Venezuela’s economy grew at the fastest pace since 2008 in the first quarter as record oil revenue allowed President Hugo Chavez to finance a boom in housing construction ahead of elections this year.
The economy expanded 5.6 percent from the year earlier, Finance Minister Jorge Giordani said at a press conference in Caracas today. The median estimate of seven analysts surveyed by Bloomberg was for growth of 4.1 percent. The economy grew at the fastest pace since the second quarter of 2008, when it expanded 7.8 percent.
A raft of new social programs for the elderly and children in extreme poverty as well as a pledge to eradicate a 2 million- home deficit are cornerstones of Chavez’s re-election bid in October. The construction industry led expansion in the first quarter, leaping 29.6 percent from the year before while financial institutions grew 27.7 percent, the bank said.
“Here we have a vision of growth for the next six years,” Giordani said. “We’ve left behind the six quarters of recession which were affected by the world capitalist crisis. This is growth based on a productive model.”
Venezuela, South America’s largest oil producer and a founding member of OPEC, experienced economic contractions of 3.3 percent in 2009 and 1.4 percent in 2010, before expanding 4.2 percent last year.
Of the 30 countries that have already reported first quarter growth, Venezuela’s was the fourth fastest after China, Latvia and Indonesia. The 5.6 percent expansion matched that of Kazakhstan, according to data compiled by Bloomberg.
Net income for Petroleos de Venezuela SA, the state oil company, surged 42.4 percent last year to $4.5 billion as the average price for the country’s crude oil rose to a record $101.06 a barrel. The price averaged $112.04 in the first quarter, according to preliminary figures by the Oil Ministry.
The oil sector grew 2.2 percent while the non-oil sector expanded 5.6 percent. Transport, retail and communications grew 8.5 percent, 7.9 percent and 7 percent respectively.
After losing his absolute majority in parliamentary elections in September 2010, Chavez announced the creation of a housing program to eradicate Venezuela’s more than 2 million- home deficit by 2018.
The project has enlisted companies such as China’s CITIC Group Corp to build low-income homes in Caracas and across the country. The program has constructed 50,000 homes so far this year, state-run Agencia Venezolana de Noticias quoted Oil Minister Rafael Ramirez as saying May 10.
Public spending climbed 17 percent to 81.19 billion bolivars ($18.9 billion) in real terms in the first quarter from a year earlier, according to calculations by Bank of America Merrill Lynch.
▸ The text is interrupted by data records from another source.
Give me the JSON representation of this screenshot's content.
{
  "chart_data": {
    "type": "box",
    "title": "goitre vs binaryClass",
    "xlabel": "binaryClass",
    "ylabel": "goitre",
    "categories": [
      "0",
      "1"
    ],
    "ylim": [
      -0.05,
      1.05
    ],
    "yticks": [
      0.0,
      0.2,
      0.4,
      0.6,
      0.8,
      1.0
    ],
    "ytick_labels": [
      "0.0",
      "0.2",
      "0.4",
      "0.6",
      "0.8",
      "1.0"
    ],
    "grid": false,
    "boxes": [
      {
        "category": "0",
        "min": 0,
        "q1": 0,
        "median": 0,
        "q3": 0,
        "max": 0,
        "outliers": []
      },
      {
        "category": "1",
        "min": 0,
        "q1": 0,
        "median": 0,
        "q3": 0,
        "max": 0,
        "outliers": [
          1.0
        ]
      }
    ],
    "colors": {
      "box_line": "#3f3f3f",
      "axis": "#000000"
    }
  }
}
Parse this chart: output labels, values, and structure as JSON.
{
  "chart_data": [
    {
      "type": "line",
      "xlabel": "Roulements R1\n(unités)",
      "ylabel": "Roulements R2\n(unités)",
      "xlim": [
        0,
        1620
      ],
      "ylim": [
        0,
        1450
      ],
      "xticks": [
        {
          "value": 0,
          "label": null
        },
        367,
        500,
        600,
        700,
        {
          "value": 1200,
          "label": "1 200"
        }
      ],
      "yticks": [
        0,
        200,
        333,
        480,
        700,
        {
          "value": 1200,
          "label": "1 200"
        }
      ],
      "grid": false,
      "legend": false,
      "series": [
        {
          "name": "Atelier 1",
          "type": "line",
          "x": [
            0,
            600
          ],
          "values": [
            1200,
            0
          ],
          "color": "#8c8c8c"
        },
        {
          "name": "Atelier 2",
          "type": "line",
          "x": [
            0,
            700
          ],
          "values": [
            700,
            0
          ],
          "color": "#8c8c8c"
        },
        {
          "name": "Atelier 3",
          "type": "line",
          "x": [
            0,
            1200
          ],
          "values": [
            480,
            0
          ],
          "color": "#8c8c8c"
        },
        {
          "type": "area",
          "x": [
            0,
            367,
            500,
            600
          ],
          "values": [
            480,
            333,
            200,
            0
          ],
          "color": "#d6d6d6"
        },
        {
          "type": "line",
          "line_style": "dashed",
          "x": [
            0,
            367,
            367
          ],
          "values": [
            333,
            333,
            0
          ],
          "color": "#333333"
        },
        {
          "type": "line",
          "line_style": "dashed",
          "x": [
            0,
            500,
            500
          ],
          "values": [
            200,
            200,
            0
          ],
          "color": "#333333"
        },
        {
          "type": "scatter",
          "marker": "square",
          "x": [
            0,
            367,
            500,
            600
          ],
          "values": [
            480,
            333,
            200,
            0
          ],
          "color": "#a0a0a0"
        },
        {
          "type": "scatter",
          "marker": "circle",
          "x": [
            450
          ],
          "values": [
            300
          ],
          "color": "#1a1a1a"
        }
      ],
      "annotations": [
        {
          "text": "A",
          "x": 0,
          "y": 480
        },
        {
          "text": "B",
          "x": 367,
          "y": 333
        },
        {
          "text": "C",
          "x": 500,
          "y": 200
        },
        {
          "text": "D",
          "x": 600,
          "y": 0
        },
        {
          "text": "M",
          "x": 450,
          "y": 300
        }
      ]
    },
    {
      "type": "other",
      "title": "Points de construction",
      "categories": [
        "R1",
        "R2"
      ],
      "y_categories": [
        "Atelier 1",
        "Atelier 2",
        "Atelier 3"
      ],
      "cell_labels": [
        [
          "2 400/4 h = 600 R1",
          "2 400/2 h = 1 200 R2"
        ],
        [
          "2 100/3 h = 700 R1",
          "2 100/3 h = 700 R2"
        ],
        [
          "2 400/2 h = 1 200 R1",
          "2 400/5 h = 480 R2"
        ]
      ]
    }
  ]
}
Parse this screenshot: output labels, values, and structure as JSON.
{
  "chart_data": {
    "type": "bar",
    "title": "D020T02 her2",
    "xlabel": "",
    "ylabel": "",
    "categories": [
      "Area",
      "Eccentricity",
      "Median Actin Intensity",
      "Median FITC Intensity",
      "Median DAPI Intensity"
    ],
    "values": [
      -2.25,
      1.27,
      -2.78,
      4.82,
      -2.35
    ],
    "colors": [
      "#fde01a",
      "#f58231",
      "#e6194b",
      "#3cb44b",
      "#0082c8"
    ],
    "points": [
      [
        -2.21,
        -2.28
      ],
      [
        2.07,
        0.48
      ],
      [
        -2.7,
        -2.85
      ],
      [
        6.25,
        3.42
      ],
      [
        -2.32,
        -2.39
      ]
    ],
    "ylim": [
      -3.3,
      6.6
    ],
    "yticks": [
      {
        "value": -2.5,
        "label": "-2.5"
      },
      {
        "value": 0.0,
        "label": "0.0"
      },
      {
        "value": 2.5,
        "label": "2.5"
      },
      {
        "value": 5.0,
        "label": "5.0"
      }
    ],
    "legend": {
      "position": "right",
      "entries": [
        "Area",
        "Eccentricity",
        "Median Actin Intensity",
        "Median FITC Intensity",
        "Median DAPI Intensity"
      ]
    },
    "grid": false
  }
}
Growth at this pace is not sustainable in the medium-term, said Alejandro Arreaza, an analyst at Barclays Capital in New York.
“You’ve got growth that’s based simply on spending expansion,” Arreaza said in a phone interview. “There’s a point at which you can’t keep on increasing spending -- the economy won’t react to additional increases.”
Inflation has been slowing as the government expands price controls. Consumer prices rose 0.8 percent in April, the slowest pace since at least 2007, as caps on a range of consumer care products took effect, driving down prices by as much as 25 percent. The government already regulated the price of more than 100 food products.
Venezuela’s annualized inflation rate of 23.8 percent remains the highest among 93 economies tracked by Bloomberg.
Regulation of prices has led to shortages of milk, chicken, beef, coffee and cooking oil.
Imports grew 48 percent to in the first quarter to $13.19 billion from a year earlier, the bank said. Exports grew 23.6 percent to $25.72 billion on revenue from higher oil prices.
Venezuela posted a current account surplus of $7.14 billion in the first quarter of 2012 and a capital account deficit of $8.61 billion, according to the central bank.
Whoever wins October’s election will have to implement “significant adjustments” in 2013 such as a devaluation of the bolivar, Arreaza said.
Economic growth probably will slow toward the end of the year as the government eases back on spending after the election, said Alberto Ramos, senior Latin American economist at Goldman Sachs & Co. in New York.
“This economy would have responded much better to this oil price environment five years ago and if you maintain the same policies five years from now it will respond even less,” Ramos said.